Given a syntax tree (binary), you are supposed to output the corresponding postfix expression, with parentheses reflecting the precedences of the operators.

Input Specification:

Each input file contains one test case. For each case, the first line gives a positive integer N (≤ 20) which is the total number of nodes in the syntax tree. Then N lines follow, each gives the information of a node (the i-th line corresponds to the i-th node) in the format:

data left_child right_child

where data is a string of no more than 10 characters, left_child and right_child are the indices of this node's left and right children, respectively.
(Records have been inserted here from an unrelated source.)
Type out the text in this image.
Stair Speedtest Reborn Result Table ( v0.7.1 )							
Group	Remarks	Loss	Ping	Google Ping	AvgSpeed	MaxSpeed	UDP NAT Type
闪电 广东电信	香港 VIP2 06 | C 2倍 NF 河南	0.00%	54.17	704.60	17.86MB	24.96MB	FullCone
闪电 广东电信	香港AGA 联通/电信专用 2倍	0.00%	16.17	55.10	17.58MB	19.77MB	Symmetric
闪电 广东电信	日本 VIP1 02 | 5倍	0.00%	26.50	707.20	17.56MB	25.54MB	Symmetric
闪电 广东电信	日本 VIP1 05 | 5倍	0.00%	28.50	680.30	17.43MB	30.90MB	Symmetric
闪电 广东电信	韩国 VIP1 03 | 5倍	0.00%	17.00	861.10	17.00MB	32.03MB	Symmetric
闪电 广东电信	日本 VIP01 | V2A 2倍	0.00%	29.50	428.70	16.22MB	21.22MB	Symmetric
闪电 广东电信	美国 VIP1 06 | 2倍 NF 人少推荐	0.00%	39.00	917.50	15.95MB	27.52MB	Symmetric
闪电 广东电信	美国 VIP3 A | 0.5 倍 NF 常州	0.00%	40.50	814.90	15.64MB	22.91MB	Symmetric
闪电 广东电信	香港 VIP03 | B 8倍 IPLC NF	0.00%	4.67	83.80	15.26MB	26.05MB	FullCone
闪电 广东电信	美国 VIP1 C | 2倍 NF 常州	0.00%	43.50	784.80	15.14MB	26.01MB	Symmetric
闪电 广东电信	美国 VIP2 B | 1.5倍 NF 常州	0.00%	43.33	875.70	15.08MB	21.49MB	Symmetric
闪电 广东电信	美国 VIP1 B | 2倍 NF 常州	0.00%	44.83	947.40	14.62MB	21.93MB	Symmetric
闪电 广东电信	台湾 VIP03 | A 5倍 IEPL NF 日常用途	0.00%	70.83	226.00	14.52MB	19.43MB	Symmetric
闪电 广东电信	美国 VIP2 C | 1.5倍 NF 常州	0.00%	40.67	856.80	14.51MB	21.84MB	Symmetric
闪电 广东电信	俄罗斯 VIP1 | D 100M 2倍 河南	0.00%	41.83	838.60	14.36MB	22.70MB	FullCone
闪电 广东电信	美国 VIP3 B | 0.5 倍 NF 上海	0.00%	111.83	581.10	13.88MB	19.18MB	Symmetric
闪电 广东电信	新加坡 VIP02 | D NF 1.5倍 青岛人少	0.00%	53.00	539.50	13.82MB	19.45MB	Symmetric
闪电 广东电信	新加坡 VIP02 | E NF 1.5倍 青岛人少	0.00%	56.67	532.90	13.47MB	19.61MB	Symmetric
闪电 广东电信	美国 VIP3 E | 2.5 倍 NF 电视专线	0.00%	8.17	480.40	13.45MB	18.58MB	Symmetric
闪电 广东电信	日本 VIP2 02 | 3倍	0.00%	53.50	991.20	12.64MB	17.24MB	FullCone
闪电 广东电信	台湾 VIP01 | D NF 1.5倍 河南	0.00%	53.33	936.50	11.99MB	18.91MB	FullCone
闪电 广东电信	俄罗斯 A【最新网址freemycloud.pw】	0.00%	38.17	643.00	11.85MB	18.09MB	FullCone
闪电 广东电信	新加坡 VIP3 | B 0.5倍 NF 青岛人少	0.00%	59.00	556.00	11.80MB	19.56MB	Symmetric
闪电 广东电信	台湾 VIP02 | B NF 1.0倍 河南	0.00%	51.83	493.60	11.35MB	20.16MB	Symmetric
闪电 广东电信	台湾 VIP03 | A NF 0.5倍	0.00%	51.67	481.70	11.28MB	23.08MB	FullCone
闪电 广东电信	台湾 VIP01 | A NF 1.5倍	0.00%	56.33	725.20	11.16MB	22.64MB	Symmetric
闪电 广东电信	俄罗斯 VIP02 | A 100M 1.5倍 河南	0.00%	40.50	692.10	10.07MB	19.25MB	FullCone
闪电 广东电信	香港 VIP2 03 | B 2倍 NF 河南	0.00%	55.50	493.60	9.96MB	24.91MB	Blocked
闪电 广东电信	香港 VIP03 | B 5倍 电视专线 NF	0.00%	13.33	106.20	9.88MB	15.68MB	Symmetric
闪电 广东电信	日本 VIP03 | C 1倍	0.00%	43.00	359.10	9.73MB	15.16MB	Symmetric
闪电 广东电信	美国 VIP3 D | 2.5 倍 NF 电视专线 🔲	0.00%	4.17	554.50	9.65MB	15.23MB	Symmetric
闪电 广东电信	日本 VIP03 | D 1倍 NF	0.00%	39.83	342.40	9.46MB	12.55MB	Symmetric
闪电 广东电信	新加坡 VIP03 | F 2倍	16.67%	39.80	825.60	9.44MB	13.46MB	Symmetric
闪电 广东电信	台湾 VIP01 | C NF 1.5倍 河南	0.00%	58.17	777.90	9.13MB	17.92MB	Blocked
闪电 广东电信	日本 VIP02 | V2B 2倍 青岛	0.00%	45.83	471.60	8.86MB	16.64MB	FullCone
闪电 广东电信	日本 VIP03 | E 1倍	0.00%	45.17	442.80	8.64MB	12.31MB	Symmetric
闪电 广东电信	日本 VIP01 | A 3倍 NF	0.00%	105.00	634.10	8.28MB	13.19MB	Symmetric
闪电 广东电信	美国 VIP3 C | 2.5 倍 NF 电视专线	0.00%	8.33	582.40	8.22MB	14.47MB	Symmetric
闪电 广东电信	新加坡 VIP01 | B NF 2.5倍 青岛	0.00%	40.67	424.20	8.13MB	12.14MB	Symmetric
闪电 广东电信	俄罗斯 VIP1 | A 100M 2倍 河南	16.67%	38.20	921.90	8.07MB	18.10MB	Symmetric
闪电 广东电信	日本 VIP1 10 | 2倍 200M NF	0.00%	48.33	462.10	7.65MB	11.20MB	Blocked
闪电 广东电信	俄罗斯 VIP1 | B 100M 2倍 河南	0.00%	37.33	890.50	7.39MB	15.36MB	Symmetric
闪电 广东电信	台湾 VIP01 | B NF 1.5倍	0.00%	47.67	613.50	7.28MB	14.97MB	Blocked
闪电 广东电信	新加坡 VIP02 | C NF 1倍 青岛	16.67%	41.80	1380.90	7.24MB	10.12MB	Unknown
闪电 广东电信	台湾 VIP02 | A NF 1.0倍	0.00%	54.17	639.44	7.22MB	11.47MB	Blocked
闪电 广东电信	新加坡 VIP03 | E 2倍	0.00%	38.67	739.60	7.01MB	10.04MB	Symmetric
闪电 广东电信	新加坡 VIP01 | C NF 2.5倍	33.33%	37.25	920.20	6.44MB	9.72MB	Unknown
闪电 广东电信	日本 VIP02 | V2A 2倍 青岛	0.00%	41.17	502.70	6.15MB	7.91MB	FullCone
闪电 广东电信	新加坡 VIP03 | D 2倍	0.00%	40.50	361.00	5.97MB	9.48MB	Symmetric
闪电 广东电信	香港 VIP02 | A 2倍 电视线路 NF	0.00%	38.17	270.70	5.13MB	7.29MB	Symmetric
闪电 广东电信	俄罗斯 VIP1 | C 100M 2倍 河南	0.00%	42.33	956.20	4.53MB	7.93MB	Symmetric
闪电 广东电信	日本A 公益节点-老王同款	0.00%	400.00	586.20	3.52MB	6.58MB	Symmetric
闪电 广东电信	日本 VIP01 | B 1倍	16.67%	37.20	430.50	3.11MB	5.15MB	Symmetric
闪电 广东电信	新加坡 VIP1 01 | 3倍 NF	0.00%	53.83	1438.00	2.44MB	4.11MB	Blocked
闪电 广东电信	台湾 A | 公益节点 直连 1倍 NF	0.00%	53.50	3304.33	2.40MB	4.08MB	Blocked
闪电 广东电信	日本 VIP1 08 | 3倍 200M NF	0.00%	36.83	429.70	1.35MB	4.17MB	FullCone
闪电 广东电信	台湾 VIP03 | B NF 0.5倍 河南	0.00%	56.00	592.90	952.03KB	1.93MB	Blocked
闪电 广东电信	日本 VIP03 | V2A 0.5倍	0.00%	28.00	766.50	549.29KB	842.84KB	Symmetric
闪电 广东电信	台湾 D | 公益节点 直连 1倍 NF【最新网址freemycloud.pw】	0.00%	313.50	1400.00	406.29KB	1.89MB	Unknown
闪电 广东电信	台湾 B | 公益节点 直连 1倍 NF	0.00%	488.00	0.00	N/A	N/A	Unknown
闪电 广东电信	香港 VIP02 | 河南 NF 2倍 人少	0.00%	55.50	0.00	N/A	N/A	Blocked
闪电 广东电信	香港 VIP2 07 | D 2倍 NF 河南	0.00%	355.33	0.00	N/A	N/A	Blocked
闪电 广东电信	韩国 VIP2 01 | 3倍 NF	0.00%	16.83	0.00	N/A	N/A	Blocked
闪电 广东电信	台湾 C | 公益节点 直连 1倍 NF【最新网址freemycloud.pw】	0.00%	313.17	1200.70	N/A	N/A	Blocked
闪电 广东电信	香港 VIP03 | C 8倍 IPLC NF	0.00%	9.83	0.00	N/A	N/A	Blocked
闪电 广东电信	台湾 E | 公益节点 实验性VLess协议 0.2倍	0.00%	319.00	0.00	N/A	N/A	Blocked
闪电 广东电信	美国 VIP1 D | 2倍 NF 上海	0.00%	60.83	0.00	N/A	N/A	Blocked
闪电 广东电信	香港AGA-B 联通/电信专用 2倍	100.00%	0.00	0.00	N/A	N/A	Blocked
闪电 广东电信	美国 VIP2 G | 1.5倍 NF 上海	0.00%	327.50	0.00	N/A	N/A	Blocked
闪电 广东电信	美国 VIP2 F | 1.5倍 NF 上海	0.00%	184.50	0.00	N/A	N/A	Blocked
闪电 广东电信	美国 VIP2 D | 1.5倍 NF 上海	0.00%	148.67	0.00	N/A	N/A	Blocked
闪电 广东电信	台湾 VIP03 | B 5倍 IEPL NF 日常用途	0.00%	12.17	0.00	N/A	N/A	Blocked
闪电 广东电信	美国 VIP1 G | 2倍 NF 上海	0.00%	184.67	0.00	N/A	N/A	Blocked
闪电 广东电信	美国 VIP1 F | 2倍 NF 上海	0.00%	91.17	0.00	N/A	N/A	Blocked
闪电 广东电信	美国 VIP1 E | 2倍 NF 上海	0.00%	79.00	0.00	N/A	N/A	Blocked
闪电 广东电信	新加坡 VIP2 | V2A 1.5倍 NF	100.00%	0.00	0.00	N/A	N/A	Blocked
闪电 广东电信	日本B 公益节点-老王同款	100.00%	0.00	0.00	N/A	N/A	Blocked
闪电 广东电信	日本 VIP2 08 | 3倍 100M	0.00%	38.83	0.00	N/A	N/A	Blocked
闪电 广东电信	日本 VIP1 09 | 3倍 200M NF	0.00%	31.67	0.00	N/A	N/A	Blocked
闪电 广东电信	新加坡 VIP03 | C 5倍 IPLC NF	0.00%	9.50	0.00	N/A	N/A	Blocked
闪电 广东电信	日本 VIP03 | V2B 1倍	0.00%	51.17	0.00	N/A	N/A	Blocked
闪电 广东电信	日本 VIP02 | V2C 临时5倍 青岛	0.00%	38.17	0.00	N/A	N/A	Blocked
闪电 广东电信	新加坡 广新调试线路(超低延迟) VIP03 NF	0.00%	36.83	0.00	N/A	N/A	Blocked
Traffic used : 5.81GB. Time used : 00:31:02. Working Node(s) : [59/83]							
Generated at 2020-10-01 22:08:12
The nodes are indexed from 1 to N. The NULL link is represented by −1. The figures 1 and 2 correspond to the samples 1 and 2, respectively.

Output Specification:

For each case, print in a line the postfix expression, with parentheses reflecting the precedences of the operators.There must be no space between any symbols.

Sample Input 1:

8
* 8 7
a -1 -1
* 4 1
+ 2 5
b -1 -1
d -1 -1
- -1 6
c -1 -1

Sample Output 1:

(((a)(b)+)((c)(-(d))*)*)

Sample Input 2:

8
2.35 -1 -1
* 6 1
- -1 4
% 7 8
+ 2 3
a -1 -1
str -1 -1
871 -1 -1

Sample Output 2:

(((a)(2.35)*)(-((str)(871)%))+)

题目大意 

给定一个二叉表达式树，请你输出相应的后缀表达式，要求使用括号反映运算符的优先级

注意点

三种情况：

①左右孩子都不存在时 ，直接访问当前节点

②左右孩子都存在时 进行后序遍历 即：左->右->根

③左孩子不存在右孩子存在时，进行先序遍历即 ：根->右 

AC代码

/*
* @Author: Spare Lin
* @Project: AcWing2022
* @Date: 2022/6/28 14:28
* @Description: PAT (Advanced Level) 1162 Postfix Expression
*/

#include <iostream>
#include <algorithm>

using namespace std;

const int MAXN = 25;

typedef struct {
    int l, r;   //左右孩子
    string v;   //权值
} Node;

Node node[MAXN];
int n, root, flag[MAXN];

void dfs(int index) {
    cout << '(';
    //左右孩子都不存在 直接输出节点权值
    if (node[index].l == -1 && node[index].r == -1) {
        cout << node[index].v;
    }
    //左右孩子都存在 则进行后序遍历
    else if (node[index].l != -1 && node[index].r != -1) {
        dfs(node[index].l);
        dfs(node[index].r);
        cout << node[index].v;
    }
    //样例中的-作为负号时 进行先序遍历 即左孩子不存在 右孩子存在 先访问节点权值再访问右孩子
    else {
        cout << node[index].v;
        dfs(node[index].r);
    }
    cout << ')';
}

int main() {
    cin >> n;
    for (int i = 1; i <= n; ++i) {
        cin >> node[i].v >> node[i].l >> node[i].r;
        if (node[i].l != -1) flag[node[i].l] = 1;  //当前结点左孩子是否存在
        if (node[i].r != -1) flag[node[i].r] = 1;  //当前结点右孩子是否存在
    }
    //遍历找根节点
    for (int i = 1; i <= n; ++i) {
        if (flag[i] == 0) {
            root = i;
        }
    }

    dfs(root);

    return 0;
}